Un autre souci de cohérence anime les tentatives d’implication. Elles cherchent à replacer le foot scolaire dans des contextes connus des élèves et dans le même temps tentent de leur faire apprécier d’autres mondes, d’autres codes que leurs références immédiates. Les engagements sont plus difficiles si le foot de l’école ne leur parle pas. Il faut tenir et ajuster face à une conformation aux modèles véhiculés dans le « système foot ». C’est d’une certaine manière l’originalité du projet « futsal ». Les enseignants y proposent une activité dynamique et attirante qui, si elle séduit, ne dispense pas pour autant d’interventions spécifiques pour que les élèves adhèrent.

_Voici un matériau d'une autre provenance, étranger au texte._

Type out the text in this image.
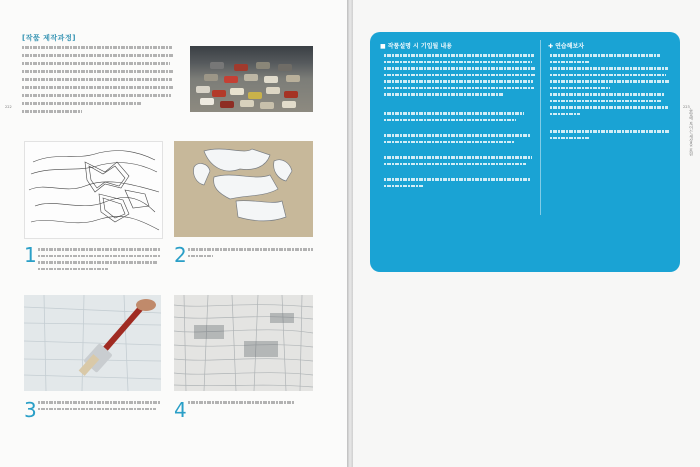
222
[작품 제작과정]
1	2
3	4
223
■ 작품설명 시 기입될 내용	✚ 연습해보자
눈앞에 보이는 세상을 표현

Aider à rentrer dans l’étude amène à tenir les trois bouts de la ficelle ; des difficultés accessibles, des savoirs consistants d’un point de vue culturel et anthropologique, des activités pas trop artificielles au regard de ce qu’elles valent pour les élèves à l’école et en dehors. C’est dans ce système de contraintes que se jouent les « mises à l’étude ». Michel Fabre 3 renvoie ces trois conditions à une problématique de la construction du sens et il met en garde contre les dérives qui consisteraient à en privilégier ou à en oublier. Valoriser la dimension du savoir et oublier les sujets à qui on s’adresse c’est prendre le risque de l’académisme, du formalisme et du conditionnement. À l’opposé, le souci unique du développement personnel peut potentiellement enfermer dans le pathos ou faire tomber dans l’écueil d’activités inconsistantes. Tout concentrer sur un projet d’adaptation sociale à court terme, expose au risque de développer des compétences sans savoir et sans fondement. On voit comme l’implication des élèves dans des activités d’apprentissage relève d’équilibres fragiles.
Différentes formes « d’entrée dans l’étude » sont possibles en EPS : l’entraînement, la mise au point de techniques, le processus de création chorégraphique, l’arbitrage.
Dans ce numéro, pour mettre le foot à l’étude, les enseignants valorisent des problèmes tactiques, des prestations collectives plus que des exploits techniques individuels, le jeu est présent de manière déterminante.
Cet article est paru dans Contrepied HS n° 9 – Mai 2014
- Y. Chevallard (2012). Des programmes, oui. Mais pour quoi faire ?
Vers une réforme fondamentale de l’enseignement.
http://yves.chevallard.free.fr/spip/spip/article.php3?id_article=202.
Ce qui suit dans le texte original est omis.